13 responses to “Riverfront contractor gets OK to start”

  1. Rdjourney says:

    Please do not allow a splash pad down at the river front park. All it takes is one distracted parent or older sibling for one child to end up in the river.

    • Dala Rouse says:

      Has anyone ever researched the pros and cons of Splash Pads? They recycle the same water over and over no matter whats gets in it. And about how many accidents have happened with Splash Pads?
      Considering how many trees they are cutting actually in the park don’t expect much in the way of shade.

  2. CHEZZ says:

    Cha Cha Cha Changes! David Bowie, of course!

  3. Anony Mouse says:

    Aren’t public improvements like this supposed to be financed with voter-approved General Obligation bonds?

  4. MarK says:

    Exactly what do they expect as far as ROI?
    All that money would be better spent on our street repairs.

    • Anony Mouse says:

      Excellent question.

      CARA is using Tax Increment Financing to pay for this project.

      This method of financing is based on the expectation that the project will generate an increase in tax revenue over that already generated by the existing use.

      So back to your excellent question: How much is the increment? How long will it take to payback the $16.2M?

      Does anybody in the city have the answers? Does anybody in Albany care?

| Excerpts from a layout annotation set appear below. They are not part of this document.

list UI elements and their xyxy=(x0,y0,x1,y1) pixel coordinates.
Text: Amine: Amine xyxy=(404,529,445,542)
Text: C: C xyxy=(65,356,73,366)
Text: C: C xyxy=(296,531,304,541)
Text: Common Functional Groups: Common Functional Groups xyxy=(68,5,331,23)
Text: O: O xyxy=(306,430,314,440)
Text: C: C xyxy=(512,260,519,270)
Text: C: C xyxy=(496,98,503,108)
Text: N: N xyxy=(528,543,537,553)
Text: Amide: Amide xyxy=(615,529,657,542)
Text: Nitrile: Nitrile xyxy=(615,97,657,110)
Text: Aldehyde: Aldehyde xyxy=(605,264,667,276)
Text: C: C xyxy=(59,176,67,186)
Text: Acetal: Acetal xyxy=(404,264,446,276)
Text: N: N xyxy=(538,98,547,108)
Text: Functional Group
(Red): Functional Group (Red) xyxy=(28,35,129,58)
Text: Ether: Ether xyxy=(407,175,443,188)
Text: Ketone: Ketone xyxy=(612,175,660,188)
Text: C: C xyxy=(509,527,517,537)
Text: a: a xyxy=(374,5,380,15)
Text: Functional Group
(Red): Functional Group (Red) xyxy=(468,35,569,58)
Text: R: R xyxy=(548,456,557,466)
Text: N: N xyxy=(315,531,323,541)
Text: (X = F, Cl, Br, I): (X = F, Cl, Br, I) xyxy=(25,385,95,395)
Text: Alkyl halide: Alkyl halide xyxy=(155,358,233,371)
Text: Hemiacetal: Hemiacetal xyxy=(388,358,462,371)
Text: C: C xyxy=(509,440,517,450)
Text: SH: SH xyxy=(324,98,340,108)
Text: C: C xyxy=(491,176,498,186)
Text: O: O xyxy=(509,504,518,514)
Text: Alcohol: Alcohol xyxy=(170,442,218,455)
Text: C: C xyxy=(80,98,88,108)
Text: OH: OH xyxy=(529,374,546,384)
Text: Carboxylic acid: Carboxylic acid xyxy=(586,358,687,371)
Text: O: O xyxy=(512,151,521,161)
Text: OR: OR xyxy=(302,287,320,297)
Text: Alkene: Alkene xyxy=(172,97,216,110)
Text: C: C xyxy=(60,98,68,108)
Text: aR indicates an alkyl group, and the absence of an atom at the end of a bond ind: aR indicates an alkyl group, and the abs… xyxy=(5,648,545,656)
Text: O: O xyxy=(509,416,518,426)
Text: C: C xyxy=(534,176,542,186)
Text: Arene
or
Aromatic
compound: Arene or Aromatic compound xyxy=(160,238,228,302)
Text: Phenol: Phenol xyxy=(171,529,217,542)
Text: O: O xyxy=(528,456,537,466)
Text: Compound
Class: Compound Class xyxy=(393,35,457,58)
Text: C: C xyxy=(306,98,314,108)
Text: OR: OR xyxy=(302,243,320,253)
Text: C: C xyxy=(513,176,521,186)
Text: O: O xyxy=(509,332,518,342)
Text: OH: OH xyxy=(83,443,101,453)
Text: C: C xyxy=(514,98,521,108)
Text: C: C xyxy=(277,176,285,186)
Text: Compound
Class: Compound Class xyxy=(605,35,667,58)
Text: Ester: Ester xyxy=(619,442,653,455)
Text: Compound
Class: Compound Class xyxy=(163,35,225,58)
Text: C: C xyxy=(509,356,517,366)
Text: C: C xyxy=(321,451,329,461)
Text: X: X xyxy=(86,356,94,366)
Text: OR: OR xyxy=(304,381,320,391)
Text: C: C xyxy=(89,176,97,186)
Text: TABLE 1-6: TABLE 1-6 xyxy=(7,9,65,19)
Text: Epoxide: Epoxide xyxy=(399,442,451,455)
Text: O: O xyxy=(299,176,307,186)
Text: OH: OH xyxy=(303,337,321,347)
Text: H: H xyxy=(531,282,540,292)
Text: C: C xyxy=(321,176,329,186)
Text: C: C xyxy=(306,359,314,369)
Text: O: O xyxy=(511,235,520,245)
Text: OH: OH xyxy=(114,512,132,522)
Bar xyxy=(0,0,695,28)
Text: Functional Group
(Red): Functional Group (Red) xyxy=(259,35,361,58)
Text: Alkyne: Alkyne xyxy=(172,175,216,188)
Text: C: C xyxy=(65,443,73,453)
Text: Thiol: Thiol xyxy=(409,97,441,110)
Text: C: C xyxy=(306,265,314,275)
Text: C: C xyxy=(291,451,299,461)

      • Steven Reynolds says:

        It’s a wide interpretation. The original CARA intent was to fix up blight and then collect the difference in value of the blighted property’s assessed value (AV) calculation v. that same property now improved (financed by CARA). Improvement value added along with the constant AV, allows an increase in the the value (Improvements + AV) that the tax, bonds, and levies are calculated against. That increased amount above the maximum AV is where the TIF money comes from.

        Courts loosened up the interpretation of what constitutes TIF, intangible v. tangible, indirect v. direct, the big question is will Parks and Rec. be able to generate increased revenue with these new facilities and create a TIF type scenario outside of Oregon Property Tax laws? With the number of events Parks and Rec. administers and the facilities they control, they’re going to be a major financial player in the local economy.

  5. Hartman says:

    If the Council did not bring up the controversy surrounding imminent destruction of 80 trees, would it be safe to say there really is NO controversy?

  6. Mike Patrick says:

    Here we go, all the experts and Karen’s are ready to pounce!
    Let’s do something nice in Albany, we need it!

  7. DudeSixty says:

    As long as Bald

  8. michelle tatum says:

    Just don’t take away the Historical natural look. Don’t modernize it to take away downtown feel. The housingis already ruining things. And let’s work on longest lived park in albany,Timberlinn. That area is much better for events

  9. lisa says:

    Of course the AHs didnt bring up cutting down all those trees. Will make sure to vote accordingly and hope karma comes back on them as well, hard!